SAMPIT – Ketua Komisi IV DPRD Kotawaringin Timur (Kotim), Mariani, menyoroti kondisi Jembatan Patah yang berada di Jalan Kapten Mulyono, Sampit. Saat ini, jembatan tersebut mengalami kerusakan dan hanya dilakukan pengurukan oleh masyarakat sekitar.
Hal ini dinilai berisiko dan seharusnya menjadi perhatian serius pemerintah daerah melalui dinas teknis terkait.
“Seharusnya jangan sampai masyarakat yang berbuat seperti itu. Boleh-boleh saja kalau warga gotong royong, tapi minimal harus ada aparat yang terlibat, paling tidak kepala desa. Apalagi pengurukan itu dilakukan di sekitar jembatan sebelum naik ke atas jembatan,”tegas Mariani, Jumat 3 Oktober 2025.
Yang mana menurutnya hal itu sangat berbahaya, bisa membuat jalan licin, bahkan jika hujan bisa mengakibatkan longsor dan menggerus muara jembatan. Akibatnya jalan malah bisa putus, yang justru membuat warga tambah kesulitan.
Menurutnya, kerusakan jembatan tersebut harus segera ditangani dengan tepat. Ia juga meminta agar pihak terkait mencari tahu siapa yang menabrak jembatan itu hingga rusak, sebab yang bersangkutan seharusnya ikut bertanggung jawab.
“Itu juga program yang memang sudah beberapa kali diusulkan. Pondasi bawah jembatan sebenarnya kuat, tapi bagian atasnya sangat riskan.

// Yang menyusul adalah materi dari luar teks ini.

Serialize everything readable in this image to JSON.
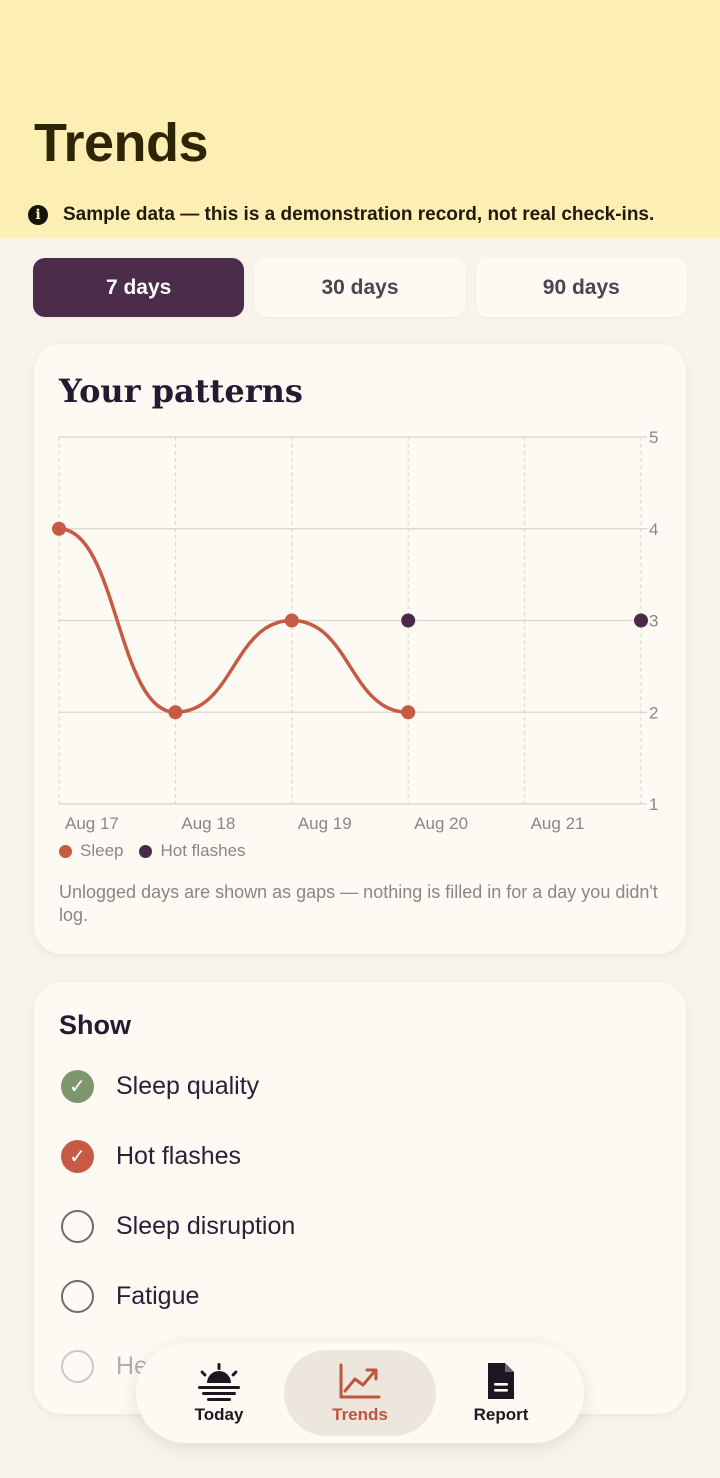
{
  "header": {
    "title": "Trends",
    "banner_icon": "info-icon",
    "banner_text": "Sample data — this is a demonstration record, not real check-ins."
  },
  "ranges": [
    {
      "label": "7 days",
      "selected": true
    },
    {
      "label": "30 days",
      "selected": false
    },
    {
      "label": "90 days",
      "selected": false
    }
  ],
  "patterns": {
    "title": "Your patterns",
    "note": "Unlogged days are shown as gaps — nothing is filled in for a day you didn't log."
  },
  "chart_data": {
    "type": "line",
    "x": [
      "Aug 17",
      "Aug 18",
      "Aug 19",
      "Aug 20",
      "Aug 21",
      ""
    ],
    "ylim": [
      1,
      5
    ],
    "yticks": [
      "5",
      "4",
      "3",
      "2",
      "1"
    ],
    "series": [
      {
        "name": "Sleep",
        "color": "#c65a45",
        "values": [
          4,
          2,
          3,
          2,
          null,
          null
        ]
      },
      {
        "name": "Hot flashes",
        "color": "#4a2a4a",
        "values": [
          null,
          null,
          null,
          3,
          null,
          3
        ]
      }
    ]
  },
  "show": {
    "title": "Show",
    "items": [
      {
        "label": "Sleep quality",
        "checked": true,
        "color": "#7d966e"
      },
      {
        "label": "Hot flashes",
        "checked": true,
        "color": "#c65a45"
      },
      {
        "label": "Sleep disruption",
        "checked": false
      },
      {
        "label": "Fatigue",
        "checked": false
      },
      {
        "label": "He",
        "checked": false
      }
    ]
  },
  "tabbar": {
    "items": [
      {
        "label": "Today",
        "icon": "sunrise-icon",
        "active": false
      },
      {
        "label": "Trends",
        "icon": "trend-chart-icon",
        "active": true
      },
      {
        "label": "Report",
        "icon": "document-icon",
        "active": false
      }
    ]
  }
}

Karena itu saya akan masukkan lagi dalam usulan. Walaupun tidak bisa melalui dana pokir, tetap bisa menggunakan dana pemerintah karena nilainya cukup besar,” jelasnya.
Mariani menuturkan, dana pokok pikiran (pokir) dari anggota dewan biasanya digunakan untuk program-program kecil yang menyentuh langsung masyarakat, sehingga sulit dialokasikan untuk pembangunan besar seperti jembatan. Sementara untuk Jembatan Patah, anggarannya harus melalui program pemerintah daerah.
“Memang sudah beberapa kali diusulkan, tapi selalu gagal karena ada efisiensi anggaran. Bahkan kemarin sempat ada pemotongan sampai 50 persen. Nanti saya akan bicarakan dengan Kepala Dinas PUPR, program mana yang bisa ditunda dan dialihkan untuk memperbaiki jembatan itu. Kalau tahun lalu sudah dianggarkan, bisa lebih mudah hanya tinggal merubah sedikit. Tapi kalau memang belum dianggarkan, itu agak berat,” terangnya.
Ia menambahkan, saat ini pembahasan program awal untuk 2026 sudah berlangsung. Karena itu, usulan perbaikan jembatan harus dipastikan sudah masuk dalam daftar program pembangunan. Menurut Mariani, mekanisme usulan baru tidak bisa serta-merta dimasukkan kecuali program tersebut sudah pernah diajukan sebelumnya.
“Kalau sebelumnya sudah diusulkan, tapi belum selesai, itu bisa kita lanjutkan. Misalnya pembangunan tahap awal sudah ada, maka bisa dilanjutkan. Tapi kalau belum pernah masuk sama sekali, agak sulit karena proses pembahasan anggaran sudah berjalan,” ucapnya.
Lebih lanjut, ia meminta agar dinas teknis turun langsung ke lokasi untuk mengecek kondisi jembatan sekaligus melihat aktivitas masyarakat yang melakukan pengurukan. Ia menilai pengambilan tanah di sekitar jembatan untuk menutup lobang jalan di sekitar jembatan bisa memicu bahaya baru.
“Tanah yang diambil dari sekitar jembatan itu juga bisa membuat lokasi tersebut rawan putus karena tanahnya menipis. Jadi saya minta dinas teknis segera cek ke lapangan agar bisa melihat langsung kondisinya,” pungkas Mariani.